Sebenarnya saya sendiri tidak pernah hiking cuma memang di sekitar rumah banyak hutan-hutan lebat yang berada di atas gunung atau lebih tepatnya bukit karena ketinggiannya yang tidak sampai 200 m. Bukit-bukit itu memanjang di sisi selatan, timur, dan utara. Makanya sinyal dari stasiun pemancar TV di kota susah sekali ditangkap di sini sehingga masih banyak warga yang menggunakan antena parabola (walau sekarang sebagian sudah tergantikan oleh streaming).
Berangkat dari hobi joging setiap pagi maka untuk mencegah kebosanan, saya selalu mengganti rute setiap sesi. Setiap minimal 3 bulan sekali saya selalu berusaha agar bisa joging di perbukitan itu karena medannya yang naik turun bagus untuk latihan kardio. Udaranya juga masih sangat segar. Joging di tengah kota melulu tidak bagus karena udaranya sudah tidak segar walaupun masih pagi. Pukul 5 pagi kini jalan sudah mulai padat oleh kendaraan.
Volume kendaraan bermotor yang terus meningkat di atas jalan raya di tengah kota membuat kualitas udara semakin tahun semakin merosot. Masalahnya adalah meskipun joging atau lebih tepatnya trail running di hutan membutuhkan waktu hanya sekitar 30-40 menit saja tetapi tetap butuh perencanaan matang. Yang jelas saya tidak bisa melakukan trail running saat sudah masuk musim penghujan.
Alasannya sudah pasti jalan yang saya lalui akan becek berlumpur, banyak jalan terputus oleh aliran air, dan tanaman jati sangat lebat. Saat pukul 7:00 pagi pun hutan masih terlihat remang-remang. Mana di jalan kadang banyak akar-akar besar yang menyembul akibat terkikis air hujan yang kalau tidak hati-hati kaki bisa tersandung.

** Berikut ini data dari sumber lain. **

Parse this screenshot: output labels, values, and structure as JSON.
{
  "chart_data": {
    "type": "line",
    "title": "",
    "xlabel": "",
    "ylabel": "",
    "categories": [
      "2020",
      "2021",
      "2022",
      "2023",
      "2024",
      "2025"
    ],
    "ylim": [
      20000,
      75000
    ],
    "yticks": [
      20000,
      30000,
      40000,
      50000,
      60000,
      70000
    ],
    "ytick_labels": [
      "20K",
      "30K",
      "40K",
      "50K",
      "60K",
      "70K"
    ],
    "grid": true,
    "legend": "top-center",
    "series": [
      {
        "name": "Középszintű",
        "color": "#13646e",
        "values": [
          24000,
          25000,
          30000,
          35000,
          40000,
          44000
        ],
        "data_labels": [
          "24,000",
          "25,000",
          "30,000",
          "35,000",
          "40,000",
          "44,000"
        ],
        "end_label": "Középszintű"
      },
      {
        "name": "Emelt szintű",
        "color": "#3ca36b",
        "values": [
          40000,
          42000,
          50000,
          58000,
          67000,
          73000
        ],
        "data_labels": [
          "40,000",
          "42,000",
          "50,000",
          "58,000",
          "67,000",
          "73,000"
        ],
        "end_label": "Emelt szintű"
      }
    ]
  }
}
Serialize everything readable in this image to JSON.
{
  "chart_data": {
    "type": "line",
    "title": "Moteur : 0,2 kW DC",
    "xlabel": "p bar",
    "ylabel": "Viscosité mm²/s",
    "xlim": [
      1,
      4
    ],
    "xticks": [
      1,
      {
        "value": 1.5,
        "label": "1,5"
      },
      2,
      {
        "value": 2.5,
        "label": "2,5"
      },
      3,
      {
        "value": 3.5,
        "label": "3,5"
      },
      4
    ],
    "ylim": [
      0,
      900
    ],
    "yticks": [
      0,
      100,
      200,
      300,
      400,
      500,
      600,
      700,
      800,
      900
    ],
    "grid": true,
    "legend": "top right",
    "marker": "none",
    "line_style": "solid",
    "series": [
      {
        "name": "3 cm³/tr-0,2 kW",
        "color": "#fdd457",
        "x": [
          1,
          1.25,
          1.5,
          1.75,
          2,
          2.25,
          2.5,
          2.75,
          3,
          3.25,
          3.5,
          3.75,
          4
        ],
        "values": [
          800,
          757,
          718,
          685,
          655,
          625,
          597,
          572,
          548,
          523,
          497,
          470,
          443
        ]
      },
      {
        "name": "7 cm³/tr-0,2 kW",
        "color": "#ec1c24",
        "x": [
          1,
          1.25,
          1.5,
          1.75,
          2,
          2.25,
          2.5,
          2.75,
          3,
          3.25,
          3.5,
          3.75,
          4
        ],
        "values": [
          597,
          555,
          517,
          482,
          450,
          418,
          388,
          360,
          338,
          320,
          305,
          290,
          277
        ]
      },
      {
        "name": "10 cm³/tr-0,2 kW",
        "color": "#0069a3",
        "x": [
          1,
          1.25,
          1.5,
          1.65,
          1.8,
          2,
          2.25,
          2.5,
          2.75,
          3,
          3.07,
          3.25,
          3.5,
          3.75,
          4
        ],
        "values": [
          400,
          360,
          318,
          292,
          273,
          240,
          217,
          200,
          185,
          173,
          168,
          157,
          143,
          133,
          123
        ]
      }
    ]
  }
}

Nah kejadian inilah yang sempat saya alami beberapa bulan lalu. Saya kira waktu itu (Maret 2019) sudah masuk kemarau jadi saya pikir hutan sudah mulai gundul (hutan jati) jadi saya langsung berencana untuk lari di dalamnya. Sebelumnya sih sudah pernah melewati trayek itu saat kemarau tahun sebelumnya jadi semakin menambah rasa percaya diri saya.
Ternyata begitu mulai masuk ke dalam hutan terasa hutan masih lebat. Waktu itu mungkin hampir pukul 6 jadi suasana masih lumayan remang-remang. Dah kepalang tanggung mau balik lagi juga malah lebih jauh. Akhirnya benar baru beberapa menit berjalan saya kebingungan menentukan arah atau bolehlah dibilang tersesat "kecil" karena jalan setapak banyak terputus oleh bekas aliran air. Ampun deh tepaksa saya berhenti dan melihat GPS.
Sayangnya kalau berlari kan tidak mungkin melihat GPS terus menerus beda kalau sambil jalan kaki mungkin masih bisa. Ya sudahlah akhirnya saya cuma mengandalkan insting saya. Saya berusaha untuk menyusuri tepi hutan. Jika terasa saya sudah mulai agak masuk ke dalam bagian hutan yang lebih lebat maka saya akan mencari sisi terluar hutan.
Hasilnya saya jadi harus sebentar-sebentar berhenti dan berputar-putar. Rasa-rasanya waktu tempuh jadi semakin lama dari biasanya. Syukurlah akhirnya bisa juga keluar hutan.
Tanpa kompas akan sangat susah menentukan arah mata angin. Memang ada patokan matahari tetapi kadang itu juga sulit kalau mendung apalagi jika ada kabut tebal terutama saat kemarau. Kadang juga seiring waktu jalan yang pernah dilalui dulu menghilang entah karena longsor, tergerus aliran air hujan, ditumbuhi tanaman atau semak dengan cepat karena sudah tidak ada/jarang yang melewati.